International use of the euro slipped last year because of the debt crisis in Europe, but the U.S. dollar held its own as the world’s leading currency for reserves held by central banks.
Currencies not traditionally used as reserves, such as the Canadian and Australian dollars, gained in favor as those countries enjoyed steady growth and lower debt than major economies.
The European Central bank said Tuesday that the euro’s share among the currency reserves held globally by central banks fell to 23.9 percent in 2012 from 25.1 percent the previous year. The dollar’s share was little changed at 61.9 percent.
The ECB said the financial crisis that has afflicted the 17-country eurozone was a factor discouraging use of the euro for reserves, which are often held in the form of government bonds. Lending across borders in the eurozone has dropped, diminishing the liquidity that reserve holders like to see. Lower liquidity means there are fewer buyers and sellers readily found.

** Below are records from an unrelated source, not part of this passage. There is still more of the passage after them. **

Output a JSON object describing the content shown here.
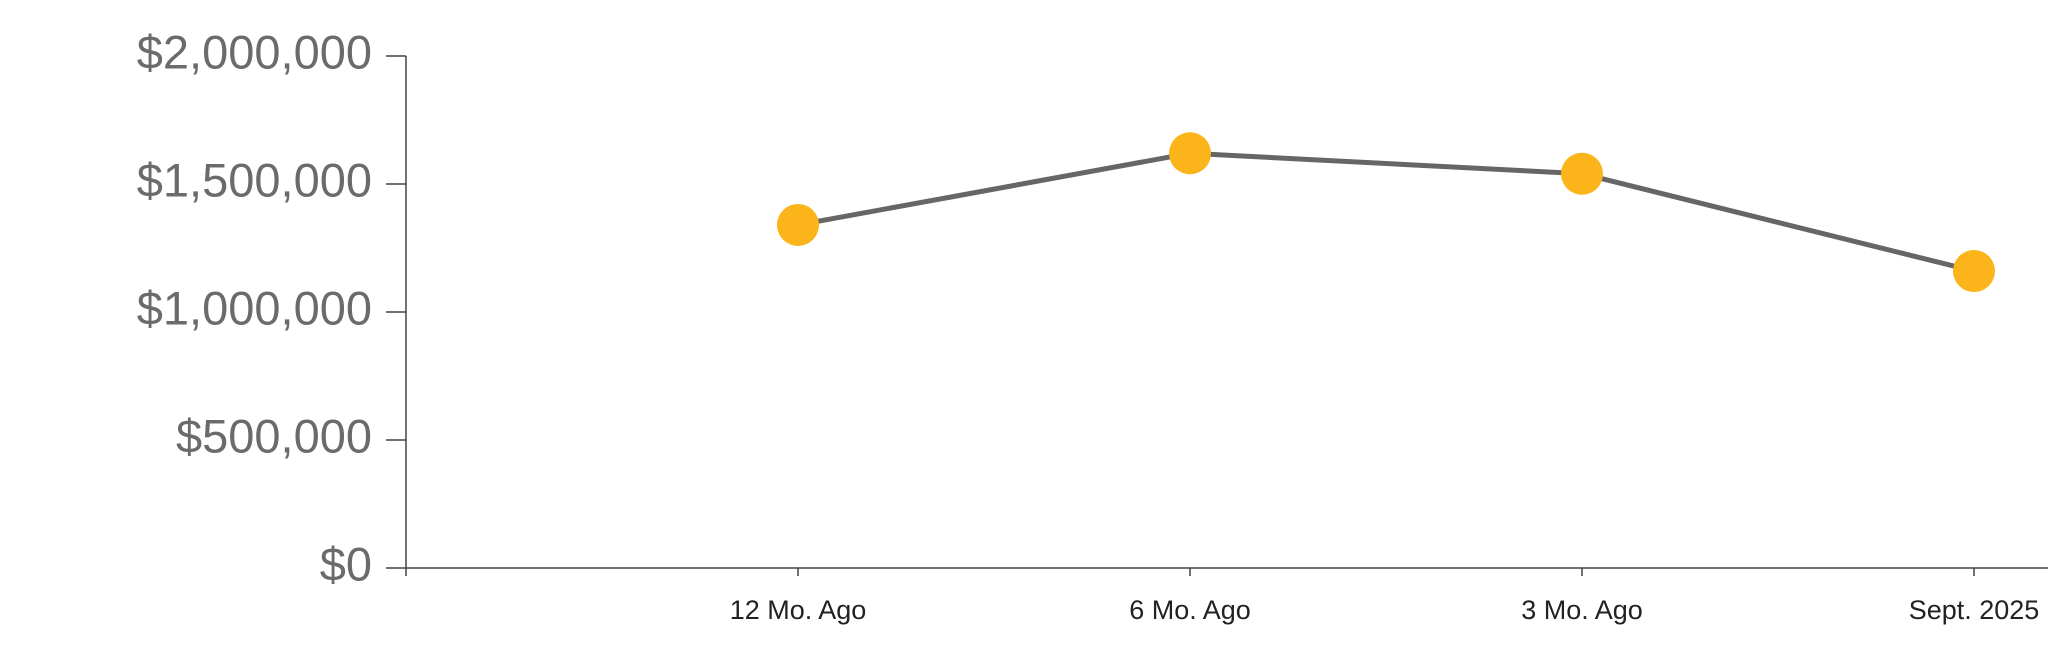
{
  "chart_data": {
    "type": "line",
    "categories": [
      null,
      "12 Mo. Ago",
      "6 Mo. Ago",
      "3 Mo. Ago",
      "Sept. 2025"
    ],
    "values": [
      null,
      1340000,
      1620000,
      1540000,
      1160000
    ],
    "line_color": "#666666",
    "color": "#fbb41a",
    "ylim": [
      0,
      2000000
    ],
    "yticks": [
      {
        "value": 0,
        "label": "$0"
      },
      {
        "value": 500000,
        "label": "$500,000"
      },
      {
        "value": 1000000,
        "label": "$1,000,000"
      },
      {
        "value": 1500000,
        "label": "$1,500,000"
      },
      {
        "value": 2000000,
        "label": "$2,000,000"
      }
    ],
    "grid": false
  }
}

The eurozone countries have struggled with heavy levels of public debt — Greece, Portugal, Ireland and Cyprus have needed financial rescue and even large economies like Spain and Italy have worryingly high debt. Concern over that debt eased only after the European Central Bank came up with a plan to buy the government bonds issued by countries that promise to reform.
In its annual report on international use of the euro, the ECB also found that there was less borrowing in euros internationally by companies because they could get lower interest rates by selling bonds denominated in U.S. dollars.